12. WordPress İşlevlerini ve Kod Parçacıklarını Anlamadan Kullanmak
Çoğu zaman, geliştiriciler StackOverflow gibi yerlerde takılıp bir çözüm bulduklarında, bu kodun arkasındaki mantığı anlama zahmetine girmeden veya bu kodun daha hızlı yüklenecek veya daha az yüklenecek şekilde değiştirilip değiştirilemeyeceği konusunda bir şeyi çalıştırmayı başardıkları için mutlu olurlar. Kod satırları.
Bu uygulamayı o kadar çok gördüm ki, kod parçacıkları PHP betiklerinde kopyalanırken, bu kodun yalnızca üçte biri gerçekten kullanıldı.
Bunun aşağıdakiler de dahil olmak üzere birkaç dezavantajı olabilir:
- Kod, mevcut proje koduyla aynı stili kullanmaz. Evet, kutudan çıktığı gibi çalışan parçacıkları kopyalayıp yapıştırmak rahattır ve küçük bir kişisel proje için iyi olsalar da (bir gün büyük bir projeye dönüşebilir, kim bilir), bu uygulama genellikle geldiğinde iyi değildir. stil tutarlılığının korunması gereken ticari çalışmalara.
- Kod işini yapsa da, başarılması gereken görev için önerilmeyen etkisiz işlevler içerebilir. Kod optimize edilmezse, bu "kopyala ve yapıştır" uygulaması, özellikle proje içindeki çeşitli konumlarda birden fazla snippet kullanılıyorsa, web sitesinin bakımının yavaş ve daha zor olmasına neden olabilir.

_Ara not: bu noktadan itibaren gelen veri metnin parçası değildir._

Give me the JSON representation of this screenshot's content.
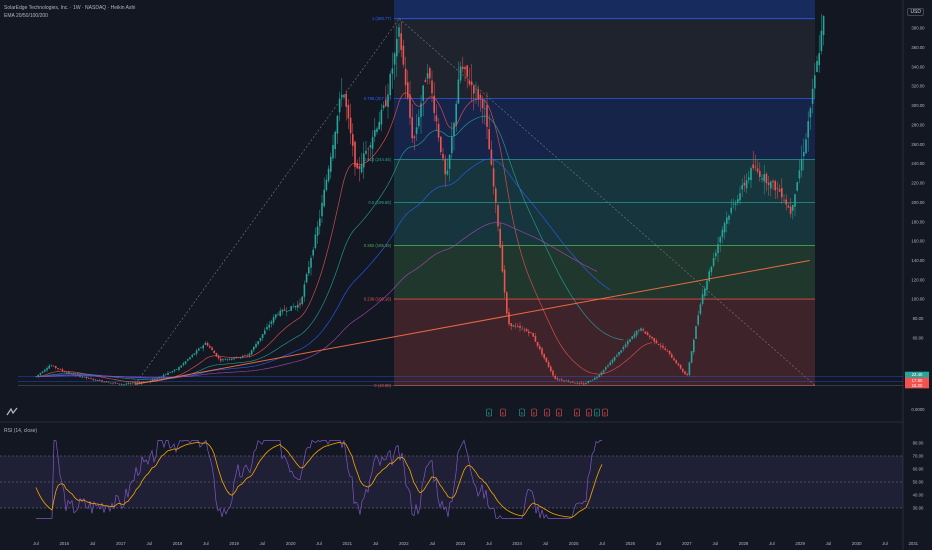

- Kod yeniden kullanım için lisanslanmamış olabilir ve kodun bir müşterinin projesine dahil edilmesi onları birçok yasal soruna açabilir.
Sürekli İyileştirme
Herkes hata yapar ve her hata kendinizi geliştirmek için bir fırsattır. WordPress geliştiricileri olarak sektörümüz çok hızlı ilerliyor ve hiçbir zaman bir şeyleri yapmanın tek bir “doğru yolu” yoktur. Ancak, ne kadar çok pratik yapar ve öğrenirseniz, o kadar iyi olursunuz.
Belirttiğim hatalardan herhangi birine katılmıyor musunuz, yoksa bir tanesini gözden kaçırdığımı mı düşünüyorsunuz? Yorumlarda bana bildirin, tartışalım.